通观国际经验,各国反家庭暴力法律改革战略主要有两个途径:一是修改现行法律,推动刑法与刑事审判制度、民法与民事审判制度改革;二是制定专门的反家庭暴力法。中国防治家庭暴力的法律规范体系面临着由宣言性、倡导性规范向具有可操作性的制度化、体系化阶段转变的挑战。目前,制定全国性的《反家庭暴力法》已进入法律草案审议阶段,制定这一专门法律是中国履行联合国《消除对妇女一切形式歧视公约》《儿童权利公约》等国际条约的国家义务的表现,也是克服现行法律规定过于原则、零散、不完备的必要举措。更是有效遏制家庭暴力,切实保障妇女、儿童、老人等受害人的人格尊严、生命健康安全等基本人权,对家庭暴力行为进行系统化的制度性防治,推进社会治理体制创新法律制度建设的重要举措。
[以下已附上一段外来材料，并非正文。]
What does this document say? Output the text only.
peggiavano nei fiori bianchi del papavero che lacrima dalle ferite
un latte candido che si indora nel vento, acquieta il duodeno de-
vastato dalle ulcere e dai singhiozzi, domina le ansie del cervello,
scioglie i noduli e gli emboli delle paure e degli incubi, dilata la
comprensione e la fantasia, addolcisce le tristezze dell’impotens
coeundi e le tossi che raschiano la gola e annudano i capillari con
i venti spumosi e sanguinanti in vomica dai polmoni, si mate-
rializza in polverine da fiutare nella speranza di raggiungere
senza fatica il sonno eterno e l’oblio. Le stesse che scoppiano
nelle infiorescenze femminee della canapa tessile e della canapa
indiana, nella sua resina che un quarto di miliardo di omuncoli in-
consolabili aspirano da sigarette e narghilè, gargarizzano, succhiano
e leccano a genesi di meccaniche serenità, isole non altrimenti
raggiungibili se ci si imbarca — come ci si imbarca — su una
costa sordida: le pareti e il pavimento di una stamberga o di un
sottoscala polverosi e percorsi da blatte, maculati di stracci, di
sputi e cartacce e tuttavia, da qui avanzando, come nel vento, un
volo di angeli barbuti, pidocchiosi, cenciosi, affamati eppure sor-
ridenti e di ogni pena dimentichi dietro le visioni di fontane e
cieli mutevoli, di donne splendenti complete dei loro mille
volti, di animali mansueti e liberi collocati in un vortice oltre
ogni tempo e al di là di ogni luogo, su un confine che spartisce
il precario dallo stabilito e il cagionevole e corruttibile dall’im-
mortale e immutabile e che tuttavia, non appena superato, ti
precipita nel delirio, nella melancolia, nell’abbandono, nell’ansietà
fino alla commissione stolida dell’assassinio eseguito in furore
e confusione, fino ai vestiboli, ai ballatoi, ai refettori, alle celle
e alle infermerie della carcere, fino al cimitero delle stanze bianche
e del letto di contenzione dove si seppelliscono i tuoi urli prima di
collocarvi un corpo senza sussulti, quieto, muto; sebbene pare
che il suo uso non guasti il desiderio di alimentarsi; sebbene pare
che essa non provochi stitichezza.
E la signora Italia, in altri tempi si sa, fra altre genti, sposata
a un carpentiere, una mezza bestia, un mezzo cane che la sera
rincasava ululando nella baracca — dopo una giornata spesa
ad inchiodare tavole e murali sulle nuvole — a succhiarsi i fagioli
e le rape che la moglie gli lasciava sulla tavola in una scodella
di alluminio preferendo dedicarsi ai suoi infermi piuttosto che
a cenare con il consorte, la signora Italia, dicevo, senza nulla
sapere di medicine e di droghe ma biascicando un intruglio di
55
反家庭暴力法是一部集实体法规范与程序法规范,民事法规范、行政法规范与刑事法规范于一体的社会保护法。社会保护法以反歧视,保护弱势群体权益,促进权利平等享有和实现为目标。反家庭暴力法秉持这一价值理念,是保障生活在婚姻家庭等亲密关系中的人们免遭暴力侵害,平等相处,充分享有人格尊严权、健康权、生命权等基本权利的“诸法合体式”立法。它与民法、婚姻法、妇女权益保障法、未成年人保护法,以及刑法、治安管理处罚法等对公民人身权利、财产权利的保护性规定,构成特别法与一般法的互补关系。我们期待即将出台的《反家庭暴力法》对家庭暴力概念的界定既符合国际标准又不脱离中国实际,对民事保护令、受害人救助措施与加害人制裁措施的设计切实可行,使之发挥预防和制止家庭暴力的制度功能。

法律是妇女人权得以享有和实现的制度保障,然而,徒法不足以自行。中国执行性别平等立法的机构,除法院这一诉讼机制外,非诉讼的机制还需要完善。目前,设在国务院及各省市政府下的妇女儿童工作委员会的定位只是议事协调机构,并没有执法的权能。如何增强保障妇女权利、促进性别平等立法的实施机制,也是未来需要关注的方面。

四、结语

将妇女人权纳入国家人权保障机制是北京世妇会以来,中国政府致力推动的目标。20年来中国在妇女权益保障和社会地位提高方面取得的进步有目共睹,与此同时,城乡之间、区域之间、群体之间的妇女状况还处于不平衡状态,提高妇女地位仍面临严峻挑战。

2015年是历史的拐点。“性别平等和妇女赋权”已经纳入联合国2015年后可持续发展议程。未来中国在实现性别平等和妇女赋权的国家行动中,应将妇女发展同国家发展联系起来,全面推进社会性别主流化,营造有利于性别平等和妇女发展的社会文化环境,从而使体现人权保障和性别平等宗旨的良法得以发挥作用。与此同时,保障妇女人权法律法规从内容到体系还需进一步完善,应开展对已有法律法规的性别检审与评估,消除法律之间的矛盾冲突与不协调,另一方面,在修改旧法、制定新法时,应充分关注两性的现实差异与妇女的特殊需求。

来源:《妇女研究论丛》2015年第6期(为方便阅读,本文上传时删除了原有注释,如果希望获取原文完整信息,请参考该文出处)。